Benefits of Traversal Thinking:
- ✅ You can break any problem into smaller moves or decisions
- ✅ You focus on state + transition instead of syntax
- ✅ You spot when to cache, prune, or reverse
This post explores this mindset through Fibonacci as a warmup, then suggests better general problems at the end.
🧠 1. DFS (Recursion) — Brute Force State Traversal
def fib(n):
if n <= 1:
return n
return fib(n - 1) + fib(n - 2)
Each call explores two sub-branches → full binary tree of calls. This is depth-first search over the state space fib(n) → fib(n-1), fib(n-2)
.
🧱 Time: O(2^n) — exponential explosion.
🧠 2. Memoization — Caching Repeated Traversals
memo = {}
def fib(n):
if n in memo:
return memo[n]
if n <= 1:
return n
memo[n] = fib(n - 1) + fib(n - 2)
return memo[n]
Still DFS — but now you remember visited states, just like a visited
set in graph traversal.
🧱 Time: O(n), Space: O(n)
🔁 3. Bottom-Up DP — Traversal by Building Up
def fib(n):
if n <= 1:
return n
dp = [0] * (n + 1)
dp[1] = 1
for i in range(2, n + 1):
dp[i] = dp[i - 1] + dp[i - 2]
return dp[n]
No recursion. Just iterate through all reachable states from 0 → n. Still traversal — but more efficient.

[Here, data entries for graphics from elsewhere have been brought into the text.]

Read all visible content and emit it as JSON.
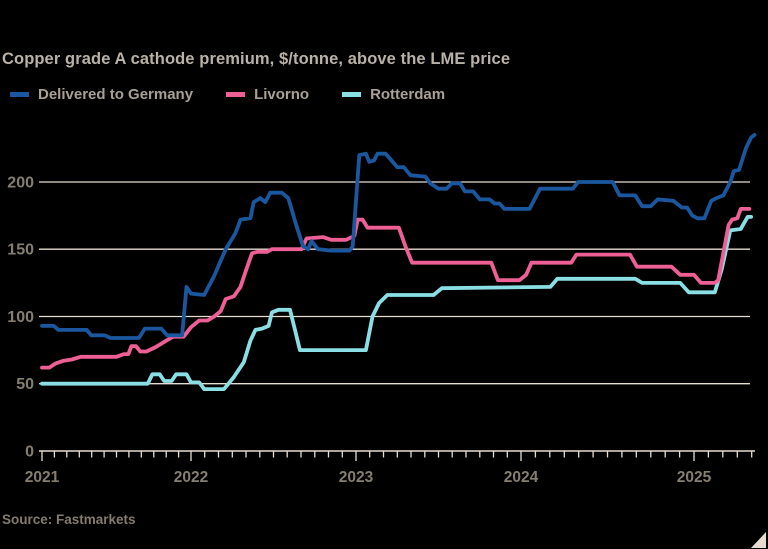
{
  "title": "Copper grade A cathode premium, $/tonne, above the LME price",
  "source": "Source: Fastmarkets",
  "legend": [
    {
      "label": "Delivered to Germany",
      "color": "#1a579f"
    },
    {
      "label": "Livorno",
      "color": "#ee5f96"
    },
    {
      "label": "Rotterdam",
      "color": "#8adfe5"
    }
  ],
  "colors": {
    "background": "#000000",
    "grid": "#e7dcd0",
    "axis_labels": "#857e70",
    "corner_mark": "#e7dcd0"
  },
  "chart_data": {
    "type": "line",
    "title": "Copper grade A cathode premium, $/tonne, above the LME price",
    "xlabel": "",
    "ylabel": "$/tonne",
    "x_ticks": [
      "2021",
      "2022",
      "2023",
      "2024",
      "2025"
    ],
    "x_tick_years": [
      2021,
      2022,
      2023,
      2024,
      2025
    ],
    "y_ticks": [
      "0",
      "50",
      "100",
      "150",
      "200"
    ],
    "y_tick_values": [
      0,
      50,
      100,
      150,
      200
    ],
    "y_gridlines": [
      50,
      100,
      150,
      200
    ],
    "ylim": [
      0,
      240
    ],
    "xlim": [
      2021.0,
      2025.42
    ],
    "grid": "horizontal",
    "legend_position": "top-left",
    "minor_ticks": "monthly",
    "series": [
      {
        "name": "Delivered to Germany",
        "color": "#1a579f",
        "points": [
          [
            2021.0,
            93
          ],
          [
            2021.08,
            93
          ],
          [
            2021.11,
            90
          ],
          [
            2021.3,
            90
          ],
          [
            2021.33,
            86
          ],
          [
            2021.42,
            86
          ],
          [
            2021.46,
            84
          ],
          [
            2021.65,
            84
          ],
          [
            2021.69,
            91
          ],
          [
            2021.8,
            91
          ],
          [
            2021.84,
            86
          ],
          [
            2021.94,
            86
          ],
          [
            2021.97,
            122
          ],
          [
            2022.0,
            117
          ],
          [
            2022.08,
            116
          ],
          [
            2022.14,
            130
          ],
          [
            2022.21,
            150
          ],
          [
            2022.27,
            162
          ],
          [
            2022.3,
            172
          ],
          [
            2022.36,
            173
          ],
          [
            2022.38,
            185
          ],
          [
            2022.42,
            188
          ],
          [
            2022.45,
            185
          ],
          [
            2022.48,
            192
          ],
          [
            2022.55,
            192
          ],
          [
            2022.59,
            188
          ],
          [
            2022.64,
            167
          ],
          [
            2022.68,
            152
          ],
          [
            2022.71,
            150
          ],
          [
            2022.73,
            156
          ],
          [
            2022.77,
            150
          ],
          [
            2022.85,
            149
          ],
          [
            2022.96,
            149
          ],
          [
            2022.98,
            152
          ],
          [
            2023.02,
            220
          ],
          [
            2023.06,
            221
          ],
          [
            2023.08,
            215
          ],
          [
            2023.11,
            216
          ],
          [
            2023.13,
            221
          ],
          [
            2023.18,
            221
          ],
          [
            2023.25,
            211
          ],
          [
            2023.29,
            211
          ],
          [
            2023.33,
            205
          ],
          [
            2023.42,
            204
          ],
          [
            2023.45,
            199
          ],
          [
            2023.5,
            195
          ],
          [
            2023.55,
            195
          ],
          [
            2023.58,
            199
          ],
          [
            2023.63,
            199
          ],
          [
            2023.66,
            193
          ],
          [
            2023.71,
            193
          ],
          [
            2023.75,
            187
          ],
          [
            2023.81,
            187
          ],
          [
            2023.84,
            184
          ],
          [
            2023.87,
            184
          ],
          [
            2023.9,
            180
          ],
          [
            2024.05,
            180
          ],
          [
            2024.11,
            195
          ],
          [
            2024.3,
            195
          ],
          [
            2024.33,
            200
          ],
          [
            2024.53,
            200
          ],
          [
            2024.57,
            190
          ],
          [
            2024.66,
            190
          ],
          [
            2024.7,
            182
          ],
          [
            2024.75,
            182
          ],
          [
            2024.79,
            187
          ],
          [
            2024.88,
            186
          ],
          [
            2024.93,
            181
          ],
          [
            2024.96,
            181
          ],
          [
            2024.99,
            175
          ],
          [
            2025.02,
            173
          ],
          [
            2025.06,
            173
          ],
          [
            2025.1,
            186
          ],
          [
            2025.13,
            188
          ],
          [
            2025.17,
            190
          ],
          [
            2025.21,
            200
          ],
          [
            2025.23,
            208
          ],
          [
            2025.26,
            209
          ],
          [
            2025.3,
            225
          ],
          [
            2025.33,
            233
          ],
          [
            2025.35,
            235
          ]
        ]
      },
      {
        "name": "Livorno",
        "color": "#ee5f96",
        "points": [
          [
            2021.0,
            62
          ],
          [
            2021.05,
            62
          ],
          [
            2021.09,
            65
          ],
          [
            2021.14,
            67
          ],
          [
            2021.2,
            68
          ],
          [
            2021.26,
            70
          ],
          [
            2021.5,
            70
          ],
          [
            2021.55,
            72
          ],
          [
            2021.58,
            72
          ],
          [
            2021.6,
            78
          ],
          [
            2021.63,
            78
          ],
          [
            2021.66,
            74
          ],
          [
            2021.7,
            74
          ],
          [
            2021.76,
            77
          ],
          [
            2021.85,
            83
          ],
          [
            2021.88,
            85
          ],
          [
            2021.95,
            85
          ],
          [
            2022.0,
            92
          ],
          [
            2022.05,
            97
          ],
          [
            2022.1,
            97
          ],
          [
            2022.14,
            100
          ],
          [
            2022.18,
            104
          ],
          [
            2022.21,
            113
          ],
          [
            2022.26,
            115
          ],
          [
            2022.3,
            122
          ],
          [
            2022.33,
            133
          ],
          [
            2022.37,
            147
          ],
          [
            2022.4,
            148
          ],
          [
            2022.46,
            148
          ],
          [
            2022.49,
            150
          ],
          [
            2022.67,
            150
          ],
          [
            2022.7,
            158
          ],
          [
            2022.8,
            159
          ],
          [
            2022.85,
            157
          ],
          [
            2022.94,
            157
          ],
          [
            2022.99,
            160
          ],
          [
            2023.01,
            172
          ],
          [
            2023.04,
            172
          ],
          [
            2023.07,
            166
          ],
          [
            2023.26,
            166
          ],
          [
            2023.3,
            152
          ],
          [
            2023.34,
            140
          ],
          [
            2023.82,
            140
          ],
          [
            2023.86,
            127
          ],
          [
            2023.99,
            127
          ],
          [
            2024.03,
            131
          ],
          [
            2024.06,
            140
          ],
          [
            2024.29,
            140
          ],
          [
            2024.32,
            146
          ],
          [
            2024.63,
            146
          ],
          [
            2024.67,
            137
          ],
          [
            2024.87,
            137
          ],
          [
            2024.92,
            131
          ],
          [
            2025.0,
            131
          ],
          [
            2025.04,
            125
          ],
          [
            2025.12,
            125
          ],
          [
            2025.14,
            127
          ],
          [
            2025.2,
            168
          ],
          [
            2025.22,
            172
          ],
          [
            2025.25,
            173
          ],
          [
            2025.27,
            180
          ],
          [
            2025.32,
            180
          ]
        ]
      },
      {
        "name": "Rotterdam",
        "color": "#8adfe5",
        "points": [
          [
            2021.0,
            50
          ],
          [
            2021.71,
            50
          ],
          [
            2021.74,
            57
          ],
          [
            2021.79,
            57
          ],
          [
            2021.82,
            52
          ],
          [
            2021.87,
            52
          ],
          [
            2021.9,
            57
          ],
          [
            2021.97,
            57
          ],
          [
            2022.0,
            51
          ],
          [
            2022.05,
            51
          ],
          [
            2022.08,
            46
          ],
          [
            2022.2,
            46
          ],
          [
            2022.26,
            55
          ],
          [
            2022.32,
            66
          ],
          [
            2022.36,
            82
          ],
          [
            2022.39,
            90
          ],
          [
            2022.43,
            91
          ],
          [
            2022.47,
            93
          ],
          [
            2022.49,
            103
          ],
          [
            2022.53,
            105
          ],
          [
            2022.6,
            105
          ],
          [
            2022.63,
            90
          ],
          [
            2022.66,
            75
          ],
          [
            2023.06,
            75
          ],
          [
            2023.1,
            100
          ],
          [
            2023.14,
            110
          ],
          [
            2023.19,
            116
          ],
          [
            2023.47,
            116
          ],
          [
            2023.52,
            121
          ],
          [
            2024.17,
            122
          ],
          [
            2024.21,
            128
          ],
          [
            2024.66,
            128
          ],
          [
            2024.7,
            125
          ],
          [
            2024.92,
            125
          ],
          [
            2024.97,
            118
          ],
          [
            2025.12,
            118
          ],
          [
            2025.16,
            135
          ],
          [
            2025.21,
            164
          ],
          [
            2025.27,
            165
          ],
          [
            2025.31,
            174
          ],
          [
            2025.33,
            174
          ]
        ]
      }
    ]
  }
}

🧵 4. Space-Optimized DP — Traversal with Constant Memory
def fib(n):
if n <= 1:
return n
a, b = 0, 1
for _ in range(2, n + 1):
a, b = b, a + b
return b
Only care about last 2 states → no full table needed.
🔄 5. Stack-Based Simulation — DFS Without Recursion
def fib(n):
if n <= 1:
return n
stack = [(n, False)]
memo = {}
while stack:
cur, visited = stack.pop()
if cur in memo:
continue
if cur <= 1:
memo[cur] = cur
elif not visited:
stack.append((cur, True))
stack.append((cur - 1, False))
stack.append((cur - 2, False))
else:
memo[cur] = memo[cur - 1] + memo[cur - 2]
return memo[n]
Simulate DFS using explicit stack → useful when recursion is limited or stack overflows.
🌐 6. BFS-style Traversal (Theoretical for Fib)
from collections import deque
def fib(n):
if n <= 1:
return n
q = deque([(0, 0), (1, 1)])
while q:
i, val = q.popleft()
if i == n:
return val
q.append((i + 1, val + (q[0][1] if q else 0)))
Less efficient, but demonstrates level-order traversal thinking.
📌 Summary: One Problem, Many Traversals
Pattern | Method | Notes |
---|---|---|
DFS | Recursion | Simple but slow |
DFS + Cache | Memoization | Top-down DP |
Linear Traversal | Bottom-up DP | Fast and easy |
Minimal Traversal | 2-var DP | O(1) space |
Explicit DFS | Stack simulation | No recursion |
Breadth-first (BFS) | Queue-based simulation | Rare for Fib |
👉 These are not separate ideas — just different ways to walk through the state space.
🌟 Bonus: Better General Problems for Traversal Patterns
While Fibonacci is minimal and great for learning, these problems scale the idea better:
- 🧗♂️ Climbing Stairs – each step can go +1 or +2
- 🧮 Coin Change – how many ways to reach a target amount
- 🎯 Target Sum – pick + or - on each number to hit target
- 🎲 Dice Combinations – from 0 to n, ways to roll
- 🧩 Word Ladder / Graph Paths – classic BFS
All of these can be solved by:
- DFS brute force
- DFS + memo
- Bottom-up DP
- BFS
- Explicit stack/queue
Once you adopt traversal thinking, all these problems become different flavors of the same pattern. Practice them deeply — not widely.
Mastering algorithms is not about solving more problems. It’s about seeing one problem in many different ways.